Oppression and discrimination in Eurocentric teaching practice:
While the Indigenous way of life is cyclical with different parts that work together in balance and harmony, the European way of life is linear with one mindset that is always working towards bigger and better things. The way I was taught math directly relates to Eurocentric views- there is one way of doing it, this is how it is done, and the results are either right or wrong. I often found myself struggling with math. I can remember trying my hardest and still not being able to do an equation right. One instance that has stuck with me is when I so badly wanted to understand the concept of an equation but just couldn’t figure it out despite my teacher many repeated attempts at explaining it to me. Eventually, my teacher gave up and that was that; I never did grasp the knowledge. I have always blamed my teacher for not trying harder to teach me, however, I can see now that it wasn’t my teacher who gave on me, but rather, our Eurocentric culture.

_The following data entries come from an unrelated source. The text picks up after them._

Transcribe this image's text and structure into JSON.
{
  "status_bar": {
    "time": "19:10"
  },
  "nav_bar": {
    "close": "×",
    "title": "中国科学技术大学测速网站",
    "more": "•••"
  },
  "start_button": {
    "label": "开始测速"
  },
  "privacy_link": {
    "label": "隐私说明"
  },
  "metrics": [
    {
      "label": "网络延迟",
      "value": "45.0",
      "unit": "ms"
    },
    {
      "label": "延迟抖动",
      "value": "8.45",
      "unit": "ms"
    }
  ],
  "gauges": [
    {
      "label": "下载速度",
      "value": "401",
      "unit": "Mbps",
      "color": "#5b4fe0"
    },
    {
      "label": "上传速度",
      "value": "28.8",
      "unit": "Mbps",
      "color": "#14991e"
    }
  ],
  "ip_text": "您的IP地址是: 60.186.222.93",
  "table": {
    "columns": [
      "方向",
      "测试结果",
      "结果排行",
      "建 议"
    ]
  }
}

How Inuit mathematics challenge Eurocentric ideas about the purposes of mathematics and the way we learn it:
Its all about context. Inuit mathematics reflect the traditional way of life for Inuit people, while Eurocentric reflects what? The modern way of life for Canadians? This suggests that all Canadians are of European descent which is ridiculous. If you have been learning and practicing math through a Eurocentric lens, then trying to understand it through an Inuit lense would be quite tough. Europeans and Inuit, however, are two people groups that make up the Canadian population? By teaching only European math strategies, we are not only discriminating against the traditional Inuit population but are also missing out on the benefits that Inuit mathematics has to offer. Inuit mathematics is what I would call practical; It doesn’t go beyond what is needed of it. Unlike Eurocentric mathematics which cover every possible problem, even ones that students may never have. As well, our strategies can be so complex that they may have to be relearned over, and over, and over again. Inuit mathematics takes us back to the basics; it takes us back to what we born knowing; it challenges what is actually necessary and what is common sense.